Eeles, who specializes in early, targeted screening and cancer genetics at The Institute of Cancer Research, London, and The Royal Marsden NHS Foundation Trust, is principal investigator of the PROFILE study, which correlates germline genetic profiling with targeted prostate cancer screening and treatment. In groundbreaking research using a massive genetic databank, Eeles and her team have identified risk SNPs in the genes of tens of thousands of men – those with prostate cancer, and those without. Her current study has two groups of participants aged 40-69: one is Caucasian men with a family history of prostate cancer, and the other is black men of West African or African-Caribbean ancestry.
When the risk test becomes widely available, it will assess different genetic profiles based on race. “It’s obviously silly to use a profile that’s genetically most relevant for the African-Caribbean man if you’re a European man,” notes Eeles.
Men in the PROFILE study, in addition to having their saliva analyzed, receive a PSA test, an MRI, and a prostate biopsy. The goal, Eeles says, is to make reliable predictions of risk with the test – to tell, for example, “what would his MRI look like? What would his biopsy look like? The long-term aim is that you will do a saliva test, look at the genes, and tell whether that man is high-risk or not. Then we’ll know which men to target with more intensive screening.” For countries (such as the U.S.) where MRI is expensive, “men could have the profile done first, have more intensive PSA monitoring, and have a trigger for biopsy, which will almost certainly be age-dependent.” The family history study began nearly two years ago, with funding from Movember, Prostate Cancer UK, and Cancer Research UK . Eeles and colleagues have enrolled about 250 men, and the target is 350. The UK study of black men started recently, with 25 men tested so far. Incentive for taking part in this study: if you are found to have prostate cancer, you will find out right away and get immediate treatment. Here’s a link to more information.
If you are a Hispanic man, your bad combinations of genes will probably be different from the bad combinations of a Caucasian man, and both of your bad combinations may be very different from those of a man of African ancestry.

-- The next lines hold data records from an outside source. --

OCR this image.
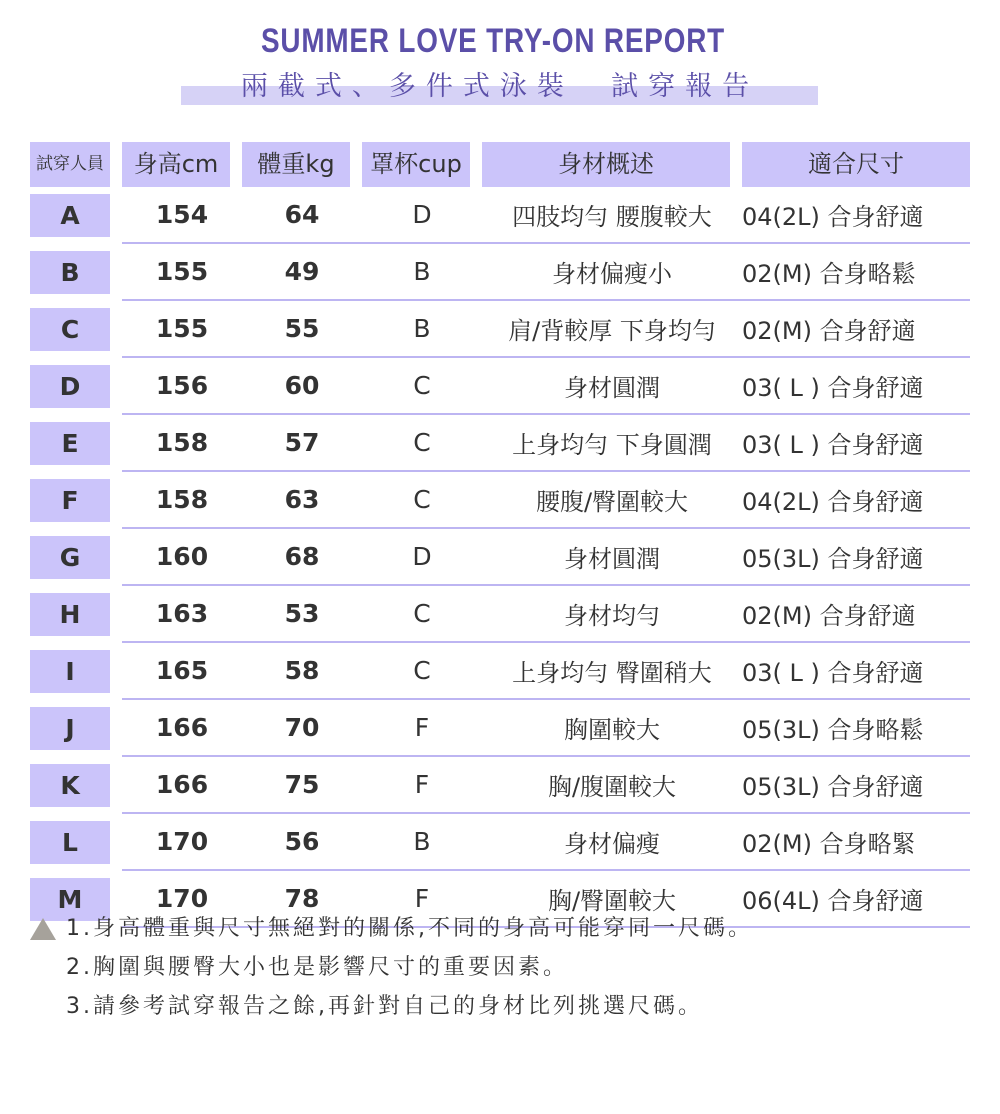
SUMMER LOVE TRY-ON REPORT
兩截式、多件式泳裝  試穿報告
試穿人員	身高cm	體重kg	罩杯cup	身材概述	適合尺寸

A	154	64	D	四肢均勻 腰腹較大	04(2L) 合身舒適

B	155	49	B	身材偏瘦小	02(M) 合身略鬆

C	155	55	B	肩/背較厚 下身均勻	02(M) 合身舒適

D	156	60	C	身材圓潤	03( L ) 合身舒適

E	158	57	C	上身均勻 下身圓潤	03( L ) 合身舒適

F	158	63	C	腰腹/臀圍較大	04(2L) 合身舒適

G	160	68	D	身材圓潤	05(3L) 合身舒適

H	163	53	C	身材均勻	02(M) 合身舒適

I	165	58	C	上身均勻 臀圍稍大	03( L ) 合身舒適

J	166	70	F	胸圍較大	05(3L) 合身略鬆

K	166	75	F	胸/腹圍較大	05(3L) 合身舒適

L	170	56	B	身材偏瘦	02(M) 合身略緊

M	170	78	F	胸/臀圍較大	06(4L) 合身舒適
1.身高體重與尺寸無絕對的關係,不同的身高可能穿同一尺碼。
2.胸圍與腰臀大小也是影響尺寸的重要因素。
3.請參考試穿報告之餘,再針對自己的身材比列挑選尺碼。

One more thing: just because you have the key combination – the three lemons on a slot machine – doesn’t make it absolutely, 100 percent certain that you are going to develop prostate cancer, says Haiman. Other factors – diabetes, obesity, smoking, or conversely, a healthy diet and exercise – undoubtedly play at least a small role, even in men at the very highest risk. But giving men a lifetime risk, and custom-tailoring their prostate cancer screening, “is going to change everything,” says Simons. “We just don’t know by how much, and in what way; I can’t tell you how many men would start getting their PSA tested at 35, and how many would wait until 55, have a couple of tests and never need to be tested again.”
Nonetheless, “the evidence is overwhelming that we can stratify risk,” Simons continues. “We can tell a man whether he has a three-times or a ten-times higher risk versus a normal risk. We can dramatically fine-tune which men are going to need a biopsy. We can save lives. That’s why PCF is funding this: we are going to drive the national testing of this in the U.S. and the UK.
“There are men walking around in their forties with an 11-times higher risk of prostate cancer. I could tell you every one of them, if they all spit into a tube. Will all of them get prostate cancer? No; not everybody at high risk gets the disease. How many will get Gleason 9 versus Gleason 7 disease? We don’t know, but you’d still want them all to get a PSA test. With the Smith test, it becomes unethical for men at higher risk not to screen for prostate cancer.”